Revisitar obras clássicas pode ser cruel em muitas situações. A comparação com a original e demais versões é sempre inevitável. Quando se trata, então, de um filme tão lembrado de 1990, que fez parte da infância de toda uma geração, a missão só complica. Felizmente, para a nova adaptação do livro de Roald Dahl temos a produção de Alfonso Cuarón, roteiro de Guillermo Del Toro e direção do incrível Robert Zemeckis. Não há maneiras de dar errado, não é mesmo?
De volta para o passado, nos já longínquos anos 90, a primeira adaptação de Convenção das Bruxas era tão soturna quanto seu material original. Muitas crianças foram apavoradas pela produção, que eternizou Anjelica Huston como a grande bruxa, tenebrosa, em nossas memórias. Ainda que fosse uma fábula infantil, a obra precisava desse pavor gráfico para atingir o ponto que queria e manter a atenção de seu público. E mesmo tendo alterado o final original do livro, o filme atingia o choque necessário para justificar a mudança que trazia mais esperança para o desfecho.
Passados 30 anos, uma nova adaptação (e não um remake) traz um frescor à história. Tirando a trama inglesa de seu habitat natural e levando para os anos 60, nos EUA, o novo Convenção das Bruxas, ainda que seja, narrativamente, o mesmo que conhecemos, toma a liberdade para agregar outras discussões e muda sua essência. A época e local escolhidos para se passar juntamente com a opção pela família protagonista negra é uma ótima sacada. A maquiagem das bruxas aliada a computação gráfica disponível hoje também é fato que possibilita expandir os caminhos já traçados. Até a preferência pela maior fidelidade ao final mais literal, da obra original, mostra a tentativa da produção em se descolar do que já vimos. O que sabemos, porém, é que de boas ideias (e intenções) o limbo de filmes medíocres está cheio. E tudo isso acabou sendo uma cilada para Robert Zemeckis.
Por algum motivo o roteiro dessa versão resolveu tratar seu público como seres incapazes de fazer associações por si próprios, ou incapazes de pensar sem ajuda. O personagem principal, além de não expressar qualquer emoção, tem a necessidade de narrar todos os acontecimentos. As resoluções são risíveis de tão simplificadas e as problemáticas nunca são problemas reais. E o argumento que insiste em justificar dizendo se tratar de um filme para crianças nem tem validade aqui, já que estamos acostumados a grandiosas obras infantis cheias de subtexto e inteligência (vide Pixar). Sem explorar o problema racial implícito, sem explorar propriamente as bruxas e sem carisma com os protagonistas, pouco resta para investirmos qualquer sentimento.
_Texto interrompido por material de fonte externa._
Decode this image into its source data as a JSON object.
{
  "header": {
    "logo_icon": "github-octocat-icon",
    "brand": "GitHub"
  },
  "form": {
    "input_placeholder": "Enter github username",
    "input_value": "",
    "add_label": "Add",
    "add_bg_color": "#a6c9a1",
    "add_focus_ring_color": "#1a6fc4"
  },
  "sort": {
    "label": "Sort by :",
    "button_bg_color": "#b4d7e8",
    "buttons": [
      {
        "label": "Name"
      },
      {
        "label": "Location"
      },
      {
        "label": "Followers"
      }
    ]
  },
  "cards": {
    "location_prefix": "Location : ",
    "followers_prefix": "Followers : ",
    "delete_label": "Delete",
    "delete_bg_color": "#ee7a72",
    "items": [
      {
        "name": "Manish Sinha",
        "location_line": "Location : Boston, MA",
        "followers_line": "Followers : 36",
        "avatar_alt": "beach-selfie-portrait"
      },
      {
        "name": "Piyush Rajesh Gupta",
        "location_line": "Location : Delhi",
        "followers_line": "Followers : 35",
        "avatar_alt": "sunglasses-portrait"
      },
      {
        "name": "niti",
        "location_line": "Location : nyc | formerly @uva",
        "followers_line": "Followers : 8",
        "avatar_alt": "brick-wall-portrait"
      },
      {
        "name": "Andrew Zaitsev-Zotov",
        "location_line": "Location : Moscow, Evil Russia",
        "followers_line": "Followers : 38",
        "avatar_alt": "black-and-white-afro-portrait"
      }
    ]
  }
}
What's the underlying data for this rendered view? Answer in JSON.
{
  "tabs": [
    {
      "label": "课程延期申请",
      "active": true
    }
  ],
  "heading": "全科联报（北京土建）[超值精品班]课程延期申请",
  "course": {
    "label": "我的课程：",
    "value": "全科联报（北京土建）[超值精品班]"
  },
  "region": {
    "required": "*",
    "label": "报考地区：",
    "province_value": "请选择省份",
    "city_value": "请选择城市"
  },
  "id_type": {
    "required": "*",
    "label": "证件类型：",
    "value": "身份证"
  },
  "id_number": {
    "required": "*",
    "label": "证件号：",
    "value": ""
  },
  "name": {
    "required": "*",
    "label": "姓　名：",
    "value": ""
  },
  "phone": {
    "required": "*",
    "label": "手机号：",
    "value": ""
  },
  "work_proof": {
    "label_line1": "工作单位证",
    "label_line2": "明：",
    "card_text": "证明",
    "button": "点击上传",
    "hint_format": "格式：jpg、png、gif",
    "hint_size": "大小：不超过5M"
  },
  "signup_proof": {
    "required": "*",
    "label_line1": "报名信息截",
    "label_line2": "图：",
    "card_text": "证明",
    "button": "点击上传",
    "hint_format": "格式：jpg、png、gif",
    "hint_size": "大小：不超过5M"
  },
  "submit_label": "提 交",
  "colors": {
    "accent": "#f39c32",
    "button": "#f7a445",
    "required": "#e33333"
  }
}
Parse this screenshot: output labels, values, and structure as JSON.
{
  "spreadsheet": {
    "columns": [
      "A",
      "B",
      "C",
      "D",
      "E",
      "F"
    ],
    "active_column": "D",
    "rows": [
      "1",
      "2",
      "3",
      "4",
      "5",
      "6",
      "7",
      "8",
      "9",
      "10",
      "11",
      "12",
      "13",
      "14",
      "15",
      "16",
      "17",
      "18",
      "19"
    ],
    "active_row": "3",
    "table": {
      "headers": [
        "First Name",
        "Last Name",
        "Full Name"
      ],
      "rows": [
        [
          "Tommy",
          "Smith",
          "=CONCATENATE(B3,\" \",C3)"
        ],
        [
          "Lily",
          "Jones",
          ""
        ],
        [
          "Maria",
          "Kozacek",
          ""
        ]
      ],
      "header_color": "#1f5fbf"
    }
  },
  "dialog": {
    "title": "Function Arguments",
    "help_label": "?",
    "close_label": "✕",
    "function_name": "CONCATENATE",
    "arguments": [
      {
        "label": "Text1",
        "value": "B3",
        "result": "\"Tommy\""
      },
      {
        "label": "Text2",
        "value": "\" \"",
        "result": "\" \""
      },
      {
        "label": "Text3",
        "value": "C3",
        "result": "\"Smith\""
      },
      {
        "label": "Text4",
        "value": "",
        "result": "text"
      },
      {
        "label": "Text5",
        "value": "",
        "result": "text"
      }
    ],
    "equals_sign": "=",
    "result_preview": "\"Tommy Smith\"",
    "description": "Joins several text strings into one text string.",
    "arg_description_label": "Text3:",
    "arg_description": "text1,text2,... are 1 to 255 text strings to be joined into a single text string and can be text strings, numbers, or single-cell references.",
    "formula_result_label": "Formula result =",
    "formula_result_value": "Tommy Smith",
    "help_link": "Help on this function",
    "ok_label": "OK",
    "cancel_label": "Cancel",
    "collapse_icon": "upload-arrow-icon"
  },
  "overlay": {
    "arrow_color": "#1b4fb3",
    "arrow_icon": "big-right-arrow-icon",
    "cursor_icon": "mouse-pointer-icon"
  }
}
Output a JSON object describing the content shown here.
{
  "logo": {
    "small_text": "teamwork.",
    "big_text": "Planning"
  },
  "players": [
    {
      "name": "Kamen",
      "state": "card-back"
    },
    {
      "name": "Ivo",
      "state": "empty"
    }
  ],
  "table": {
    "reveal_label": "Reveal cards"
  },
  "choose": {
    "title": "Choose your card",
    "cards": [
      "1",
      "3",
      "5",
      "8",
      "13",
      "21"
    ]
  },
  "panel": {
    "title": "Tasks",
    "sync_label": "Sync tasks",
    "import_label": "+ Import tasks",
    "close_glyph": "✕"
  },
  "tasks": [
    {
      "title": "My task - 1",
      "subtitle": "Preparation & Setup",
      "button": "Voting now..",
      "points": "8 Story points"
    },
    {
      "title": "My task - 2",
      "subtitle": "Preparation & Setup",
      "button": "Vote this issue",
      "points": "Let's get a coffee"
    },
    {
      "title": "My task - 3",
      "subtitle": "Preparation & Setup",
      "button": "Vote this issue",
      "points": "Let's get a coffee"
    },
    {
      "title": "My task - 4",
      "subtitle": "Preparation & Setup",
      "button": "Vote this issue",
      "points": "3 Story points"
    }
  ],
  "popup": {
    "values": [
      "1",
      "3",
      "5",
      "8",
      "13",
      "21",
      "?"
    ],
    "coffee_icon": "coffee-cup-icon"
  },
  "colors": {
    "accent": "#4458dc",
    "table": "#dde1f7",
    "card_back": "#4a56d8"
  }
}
Até Octavia Spencer, ótima atriz, parece um tanto perdida em cenas que precisa interagir com os ratinhos de computação gráfica.
É possível enxergar um esforço de Zemeckis. O diretor sabe filmar como poucos e deixa isso claro em seus movimentos de câmera e enquadramentos, que exaltam o belo design de produção e fotografia competente. Uma pena que filmar bem não signifique ter algo bom a ser filmado, porém. A famigerada cena de transformação das bruxas é um ponto alto. Apesar de passar longe da clássica, é divertida e merece atenção. A grande bruxa de Anne Hathaway é caricata e bem exagerada, o que, de certa forma, até combina com o tom perdido do longa.
Provando que nomes de peso e boa vontade não são as únicas engrenagens para um bom filme, Convenção das Bruxas não tem inspiração, não empolga e não ultrapassa o patamar de filme mediano e esquecível. Sendo assim, naufraga em suas ideias, não tem qualquer peso emocional para justificar o final retirado da obra literal e, definitivamente, não marcará toda uma geração como seu antecessor.